1) Informationen zu Klimawandel und Katastrophenschutz in einfacher Sprache leicht zugänglich machen – insbesondere für Menschen mit Behinderungen und Betroffene.
Der Zugang zu Bildung und Information ist nur eine Voraussetzung für politische und gesellschaftliche Teilhabe. Menschen mit Behinderungen sollten stärker in das Thema Klimagerechtigkeit eingebunden werden – sinnvoll wären z.B. feste Plätze für Menschen mit Behinderungen in politischen Gremien, die über neue Maßnahmen entscheiden oder die Gründung einer Organisation, die politische Lobbyarbeit betreibt. Dies würde dazu beitragen, das Thema im Mainstream zu verankern, so dass behinderte Menschen bei zukünftigen politischen Maßnahmen berücksichtigt werden. Auch ein internationaler Austausch wäre sinnvoll, insbesondere mit stärker betroffenen behinderten Menschen im globalen Süden oder in indigenen Gemeinschaften.
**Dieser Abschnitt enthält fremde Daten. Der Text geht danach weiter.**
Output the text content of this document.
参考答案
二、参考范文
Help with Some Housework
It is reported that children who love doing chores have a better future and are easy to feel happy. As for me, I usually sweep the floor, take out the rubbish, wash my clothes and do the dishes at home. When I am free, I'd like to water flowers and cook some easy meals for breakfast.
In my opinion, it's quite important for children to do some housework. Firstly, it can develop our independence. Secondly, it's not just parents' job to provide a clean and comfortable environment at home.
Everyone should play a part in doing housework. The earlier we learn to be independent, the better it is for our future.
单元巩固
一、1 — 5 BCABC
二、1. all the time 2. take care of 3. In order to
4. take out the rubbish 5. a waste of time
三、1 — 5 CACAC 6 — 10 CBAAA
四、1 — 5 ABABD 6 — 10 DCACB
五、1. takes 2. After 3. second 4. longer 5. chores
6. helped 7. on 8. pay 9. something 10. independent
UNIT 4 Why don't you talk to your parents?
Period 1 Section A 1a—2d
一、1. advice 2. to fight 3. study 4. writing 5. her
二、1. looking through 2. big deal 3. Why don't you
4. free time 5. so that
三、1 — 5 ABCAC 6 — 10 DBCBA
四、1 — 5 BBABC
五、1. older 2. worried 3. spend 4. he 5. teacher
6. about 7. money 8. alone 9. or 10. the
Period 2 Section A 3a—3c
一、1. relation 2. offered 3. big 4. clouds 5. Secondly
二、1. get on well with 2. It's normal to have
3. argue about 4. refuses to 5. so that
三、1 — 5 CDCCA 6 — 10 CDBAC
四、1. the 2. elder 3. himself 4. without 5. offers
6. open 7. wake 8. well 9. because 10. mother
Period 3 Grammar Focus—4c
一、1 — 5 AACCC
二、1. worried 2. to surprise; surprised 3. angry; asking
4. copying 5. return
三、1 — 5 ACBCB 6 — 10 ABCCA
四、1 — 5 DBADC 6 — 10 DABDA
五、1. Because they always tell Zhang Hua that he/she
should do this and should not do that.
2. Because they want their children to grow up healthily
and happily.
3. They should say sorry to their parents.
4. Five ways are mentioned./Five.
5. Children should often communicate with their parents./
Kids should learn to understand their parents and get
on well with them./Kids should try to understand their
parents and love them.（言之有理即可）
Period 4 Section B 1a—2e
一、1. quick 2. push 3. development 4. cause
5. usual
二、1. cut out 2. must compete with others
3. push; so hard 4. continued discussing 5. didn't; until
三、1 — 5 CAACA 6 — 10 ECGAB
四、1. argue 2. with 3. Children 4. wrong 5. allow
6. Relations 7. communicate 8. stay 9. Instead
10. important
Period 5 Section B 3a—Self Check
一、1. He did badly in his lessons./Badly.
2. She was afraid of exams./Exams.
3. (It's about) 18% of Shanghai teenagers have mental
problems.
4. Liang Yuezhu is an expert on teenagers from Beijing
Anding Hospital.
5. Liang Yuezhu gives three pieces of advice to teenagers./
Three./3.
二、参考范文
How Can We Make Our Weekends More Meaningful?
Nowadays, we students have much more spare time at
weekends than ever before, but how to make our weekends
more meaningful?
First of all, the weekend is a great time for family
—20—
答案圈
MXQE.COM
2) Es muss mehr über die spezifischen Bedürfnisse geforscht werden.
Es ist unmöglich, Maßnahmen für alle behinderten Menschen zu planen, da es eine Vielzahl unterschiedlicher Behinderungen gibt. Wir brauchen mehr Wissen darüber, wie sich die Folgen des Klimawandels auf verschiedene Arten von Behinderungen auswirken können, wie extreme Wetterereignisse Menschen mit verschiedenen Behinderungen treffen und wo sie besonders gefährdet sind.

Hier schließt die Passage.